Pertanyaannya: berpikir tentang apa yang mampu memecahkan problem kehidupan? Tidak lain adalah berpikir tentang alam semesta, manusia, kehidupan;
apa-apa yang ada sebelum kehidupan dunia; apa-apa yang ada sesudah
kehidupan dunia; serta keterkaitan ketiganya. Inilah yang disebut
sebagai pemikiran menyeluruh (fikrah kulliyah) atau akidah, yakni pemikiran tentang kehidupan dunia (hakikat hidup), sebelum dan sesudahnya, serta hubungan antarkeduanya.
Fikrah atau pemikiran merupakan kekayaan yang tak ternilai harganya.
Dari fikrah itu dihasilkan berbagai kemajuan dan peningkatan taraf
kehidupan. Oleh karena itu, kemajuan sains dan teknologi serta
penemuan-penemuan baru pun hanya dapat dicapai bila fikrah ini sudah
ada. Jika fikrah tidak ada, maka kemajuan sains dan teknologi juga tidak
akan bisa dicapai. Demikian pula meningkatnya taraf kehidupan dan
kejayaan ekonomi suatu bangsa dapat dicapai bila bangsa tersebut sudah
memiliki kerangka berfikir atau fikrah kulliyah untuk maju.

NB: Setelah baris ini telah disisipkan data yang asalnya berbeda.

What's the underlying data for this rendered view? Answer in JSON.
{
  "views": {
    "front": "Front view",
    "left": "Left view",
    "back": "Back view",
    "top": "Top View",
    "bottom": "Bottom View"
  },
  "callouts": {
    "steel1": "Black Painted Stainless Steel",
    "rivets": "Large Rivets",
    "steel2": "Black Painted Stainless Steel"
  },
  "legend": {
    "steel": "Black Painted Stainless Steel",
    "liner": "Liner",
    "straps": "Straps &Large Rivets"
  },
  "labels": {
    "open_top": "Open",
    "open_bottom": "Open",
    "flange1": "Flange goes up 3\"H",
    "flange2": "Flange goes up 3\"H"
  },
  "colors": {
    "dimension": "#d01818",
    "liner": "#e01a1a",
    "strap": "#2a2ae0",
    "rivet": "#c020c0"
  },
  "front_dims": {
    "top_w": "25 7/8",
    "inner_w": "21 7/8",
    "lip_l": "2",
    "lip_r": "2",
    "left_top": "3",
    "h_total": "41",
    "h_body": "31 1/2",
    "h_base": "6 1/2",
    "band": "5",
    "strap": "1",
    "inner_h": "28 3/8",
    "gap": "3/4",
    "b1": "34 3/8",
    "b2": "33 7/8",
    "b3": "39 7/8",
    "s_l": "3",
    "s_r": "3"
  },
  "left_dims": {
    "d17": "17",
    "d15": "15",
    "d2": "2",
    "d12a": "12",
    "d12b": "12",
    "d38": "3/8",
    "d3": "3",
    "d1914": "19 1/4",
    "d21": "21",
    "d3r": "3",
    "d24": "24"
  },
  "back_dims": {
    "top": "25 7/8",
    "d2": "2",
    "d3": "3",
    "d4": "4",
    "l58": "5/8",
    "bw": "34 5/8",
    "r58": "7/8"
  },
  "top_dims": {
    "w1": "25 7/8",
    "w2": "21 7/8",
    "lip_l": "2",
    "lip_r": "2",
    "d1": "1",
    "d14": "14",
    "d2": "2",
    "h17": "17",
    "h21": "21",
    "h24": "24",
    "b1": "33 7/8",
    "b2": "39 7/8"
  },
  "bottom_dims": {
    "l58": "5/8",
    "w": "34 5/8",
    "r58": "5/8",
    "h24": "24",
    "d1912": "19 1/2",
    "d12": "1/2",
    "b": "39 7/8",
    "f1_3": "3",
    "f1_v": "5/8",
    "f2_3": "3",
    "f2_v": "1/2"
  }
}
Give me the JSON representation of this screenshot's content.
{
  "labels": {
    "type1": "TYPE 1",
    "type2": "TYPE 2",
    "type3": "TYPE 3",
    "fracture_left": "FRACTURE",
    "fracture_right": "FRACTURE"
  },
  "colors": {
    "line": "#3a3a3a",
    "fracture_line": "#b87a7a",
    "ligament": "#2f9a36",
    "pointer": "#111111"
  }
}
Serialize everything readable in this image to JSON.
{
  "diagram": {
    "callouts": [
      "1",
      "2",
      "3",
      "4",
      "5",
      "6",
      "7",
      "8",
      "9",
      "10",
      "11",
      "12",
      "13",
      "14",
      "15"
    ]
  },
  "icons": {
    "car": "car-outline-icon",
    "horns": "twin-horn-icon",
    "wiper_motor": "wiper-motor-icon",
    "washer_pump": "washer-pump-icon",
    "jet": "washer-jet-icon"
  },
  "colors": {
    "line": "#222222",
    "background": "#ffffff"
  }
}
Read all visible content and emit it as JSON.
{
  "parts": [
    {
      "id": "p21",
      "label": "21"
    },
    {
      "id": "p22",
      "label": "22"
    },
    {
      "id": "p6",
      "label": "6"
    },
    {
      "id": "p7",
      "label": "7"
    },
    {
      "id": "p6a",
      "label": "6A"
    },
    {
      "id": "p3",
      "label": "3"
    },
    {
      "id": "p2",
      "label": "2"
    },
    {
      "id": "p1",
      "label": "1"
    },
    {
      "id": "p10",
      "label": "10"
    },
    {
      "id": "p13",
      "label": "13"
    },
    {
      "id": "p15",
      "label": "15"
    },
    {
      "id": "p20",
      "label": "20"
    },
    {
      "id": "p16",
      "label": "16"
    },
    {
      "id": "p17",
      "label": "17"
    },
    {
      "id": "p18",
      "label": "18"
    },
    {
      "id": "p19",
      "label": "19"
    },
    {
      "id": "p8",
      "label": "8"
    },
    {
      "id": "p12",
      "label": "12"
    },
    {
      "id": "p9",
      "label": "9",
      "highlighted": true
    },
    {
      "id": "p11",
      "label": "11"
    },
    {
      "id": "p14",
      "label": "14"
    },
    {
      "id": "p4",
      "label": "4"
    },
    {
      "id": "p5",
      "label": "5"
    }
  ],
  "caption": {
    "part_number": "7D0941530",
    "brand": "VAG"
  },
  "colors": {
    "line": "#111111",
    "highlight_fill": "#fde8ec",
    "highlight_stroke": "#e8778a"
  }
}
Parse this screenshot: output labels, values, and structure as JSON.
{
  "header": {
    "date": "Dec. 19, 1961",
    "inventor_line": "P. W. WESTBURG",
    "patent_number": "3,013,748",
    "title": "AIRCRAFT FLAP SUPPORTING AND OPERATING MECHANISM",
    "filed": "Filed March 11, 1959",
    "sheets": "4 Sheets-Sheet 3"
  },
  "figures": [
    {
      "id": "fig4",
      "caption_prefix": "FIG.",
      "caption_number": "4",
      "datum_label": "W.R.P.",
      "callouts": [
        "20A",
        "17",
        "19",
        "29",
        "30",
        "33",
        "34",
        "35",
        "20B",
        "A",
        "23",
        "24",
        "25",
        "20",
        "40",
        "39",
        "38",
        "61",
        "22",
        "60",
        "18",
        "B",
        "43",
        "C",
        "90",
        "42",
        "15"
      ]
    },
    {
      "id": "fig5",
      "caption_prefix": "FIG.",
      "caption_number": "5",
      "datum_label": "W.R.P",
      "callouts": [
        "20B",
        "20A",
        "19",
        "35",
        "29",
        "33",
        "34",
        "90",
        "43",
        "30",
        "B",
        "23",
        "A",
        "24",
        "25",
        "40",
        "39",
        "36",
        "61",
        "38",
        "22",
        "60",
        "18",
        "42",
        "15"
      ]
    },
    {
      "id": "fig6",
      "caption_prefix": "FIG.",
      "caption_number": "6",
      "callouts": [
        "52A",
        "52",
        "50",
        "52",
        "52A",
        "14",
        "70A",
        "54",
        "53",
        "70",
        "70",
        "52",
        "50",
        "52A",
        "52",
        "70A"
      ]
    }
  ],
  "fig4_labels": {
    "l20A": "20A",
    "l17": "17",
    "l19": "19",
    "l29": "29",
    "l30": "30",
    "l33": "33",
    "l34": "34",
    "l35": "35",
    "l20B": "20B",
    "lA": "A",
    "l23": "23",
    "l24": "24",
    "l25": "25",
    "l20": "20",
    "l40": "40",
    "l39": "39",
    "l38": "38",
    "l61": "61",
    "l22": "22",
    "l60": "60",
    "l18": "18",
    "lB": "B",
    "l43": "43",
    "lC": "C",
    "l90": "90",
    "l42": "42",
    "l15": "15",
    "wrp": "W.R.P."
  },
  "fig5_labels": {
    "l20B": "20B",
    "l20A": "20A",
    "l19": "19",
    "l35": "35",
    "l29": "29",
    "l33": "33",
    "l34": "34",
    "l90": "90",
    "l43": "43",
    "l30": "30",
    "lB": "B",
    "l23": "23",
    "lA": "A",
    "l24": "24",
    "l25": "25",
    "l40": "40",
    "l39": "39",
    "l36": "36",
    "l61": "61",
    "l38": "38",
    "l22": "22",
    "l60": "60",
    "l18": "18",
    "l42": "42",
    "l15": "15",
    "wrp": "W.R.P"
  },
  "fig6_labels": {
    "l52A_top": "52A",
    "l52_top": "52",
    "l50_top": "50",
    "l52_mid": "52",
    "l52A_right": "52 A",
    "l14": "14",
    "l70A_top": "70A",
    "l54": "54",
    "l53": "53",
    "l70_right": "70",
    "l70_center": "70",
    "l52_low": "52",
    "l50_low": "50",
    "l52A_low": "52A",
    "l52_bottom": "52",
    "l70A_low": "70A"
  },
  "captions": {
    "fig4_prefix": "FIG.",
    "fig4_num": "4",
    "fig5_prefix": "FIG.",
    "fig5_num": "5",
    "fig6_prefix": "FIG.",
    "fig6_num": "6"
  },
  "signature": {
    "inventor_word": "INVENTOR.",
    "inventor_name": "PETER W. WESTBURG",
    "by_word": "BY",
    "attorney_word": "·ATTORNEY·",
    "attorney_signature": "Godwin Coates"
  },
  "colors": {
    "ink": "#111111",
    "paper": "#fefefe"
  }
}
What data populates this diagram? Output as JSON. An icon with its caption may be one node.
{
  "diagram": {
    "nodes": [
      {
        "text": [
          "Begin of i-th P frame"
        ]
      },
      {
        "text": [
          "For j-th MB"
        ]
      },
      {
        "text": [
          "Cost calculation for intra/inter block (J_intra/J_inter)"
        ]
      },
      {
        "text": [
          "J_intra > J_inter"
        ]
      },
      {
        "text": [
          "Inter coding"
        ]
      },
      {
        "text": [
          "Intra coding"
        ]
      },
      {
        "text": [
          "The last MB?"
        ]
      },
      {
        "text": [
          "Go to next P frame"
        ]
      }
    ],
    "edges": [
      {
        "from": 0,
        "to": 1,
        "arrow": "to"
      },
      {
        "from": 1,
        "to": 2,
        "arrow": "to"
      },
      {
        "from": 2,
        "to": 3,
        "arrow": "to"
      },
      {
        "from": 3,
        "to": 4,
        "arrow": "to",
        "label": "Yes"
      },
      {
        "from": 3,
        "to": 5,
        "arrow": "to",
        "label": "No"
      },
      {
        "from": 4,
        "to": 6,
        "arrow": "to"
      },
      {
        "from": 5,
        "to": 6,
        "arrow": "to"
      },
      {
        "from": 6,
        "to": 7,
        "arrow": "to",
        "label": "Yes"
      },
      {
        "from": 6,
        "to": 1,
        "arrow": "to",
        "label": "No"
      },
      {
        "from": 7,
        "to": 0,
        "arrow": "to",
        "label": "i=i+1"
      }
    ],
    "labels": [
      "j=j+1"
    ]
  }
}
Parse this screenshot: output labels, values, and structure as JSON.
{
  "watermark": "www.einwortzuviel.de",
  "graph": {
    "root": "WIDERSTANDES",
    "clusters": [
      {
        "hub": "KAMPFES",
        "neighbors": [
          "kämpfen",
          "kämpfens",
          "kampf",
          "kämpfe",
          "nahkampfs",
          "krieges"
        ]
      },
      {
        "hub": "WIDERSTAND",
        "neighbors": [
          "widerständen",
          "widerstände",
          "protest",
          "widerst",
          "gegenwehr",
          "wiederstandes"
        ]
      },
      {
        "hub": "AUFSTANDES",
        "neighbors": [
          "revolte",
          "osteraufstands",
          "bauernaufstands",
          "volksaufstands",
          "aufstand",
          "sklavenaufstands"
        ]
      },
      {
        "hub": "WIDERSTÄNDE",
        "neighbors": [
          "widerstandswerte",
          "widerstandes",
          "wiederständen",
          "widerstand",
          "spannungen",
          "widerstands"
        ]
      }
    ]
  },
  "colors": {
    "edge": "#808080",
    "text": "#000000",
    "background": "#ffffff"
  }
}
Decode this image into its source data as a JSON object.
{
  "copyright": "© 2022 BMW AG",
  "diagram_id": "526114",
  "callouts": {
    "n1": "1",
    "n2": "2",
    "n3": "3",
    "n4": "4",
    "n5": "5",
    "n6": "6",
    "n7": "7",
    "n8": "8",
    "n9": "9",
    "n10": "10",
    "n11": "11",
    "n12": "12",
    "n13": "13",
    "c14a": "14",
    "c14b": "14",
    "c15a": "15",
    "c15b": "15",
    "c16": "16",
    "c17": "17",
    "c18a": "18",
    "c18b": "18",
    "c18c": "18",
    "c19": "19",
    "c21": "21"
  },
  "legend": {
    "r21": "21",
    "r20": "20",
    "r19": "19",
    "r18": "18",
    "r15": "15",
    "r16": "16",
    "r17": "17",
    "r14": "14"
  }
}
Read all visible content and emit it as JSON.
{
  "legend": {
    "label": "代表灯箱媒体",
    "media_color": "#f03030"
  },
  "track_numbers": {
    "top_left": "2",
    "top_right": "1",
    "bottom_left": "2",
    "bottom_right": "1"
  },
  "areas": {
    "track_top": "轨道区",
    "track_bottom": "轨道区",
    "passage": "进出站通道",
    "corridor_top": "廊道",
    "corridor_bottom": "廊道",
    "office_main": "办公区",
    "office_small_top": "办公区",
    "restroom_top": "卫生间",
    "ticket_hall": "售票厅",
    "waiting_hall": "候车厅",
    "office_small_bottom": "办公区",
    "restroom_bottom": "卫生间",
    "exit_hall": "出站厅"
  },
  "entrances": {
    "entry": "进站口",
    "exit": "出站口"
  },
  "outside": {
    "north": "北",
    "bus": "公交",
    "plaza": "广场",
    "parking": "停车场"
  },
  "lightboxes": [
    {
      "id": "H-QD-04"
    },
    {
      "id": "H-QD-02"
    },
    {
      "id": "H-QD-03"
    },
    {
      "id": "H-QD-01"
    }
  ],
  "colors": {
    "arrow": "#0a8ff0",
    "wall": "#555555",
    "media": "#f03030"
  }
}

Tanpa adanya fikrah, maka kemajuan ekonomi hanya akan bersifat semu.
Bahkan yang ada justru ketidakadilan ekonomi. Dengan demikian upaya
untuk meraih kemajuan sains dan teknologi, industri dan kekuatan ekonomi
kedudukannya jauh berada di bawah pemikiran menyeluruh atau fikrah kulliyah tersebut.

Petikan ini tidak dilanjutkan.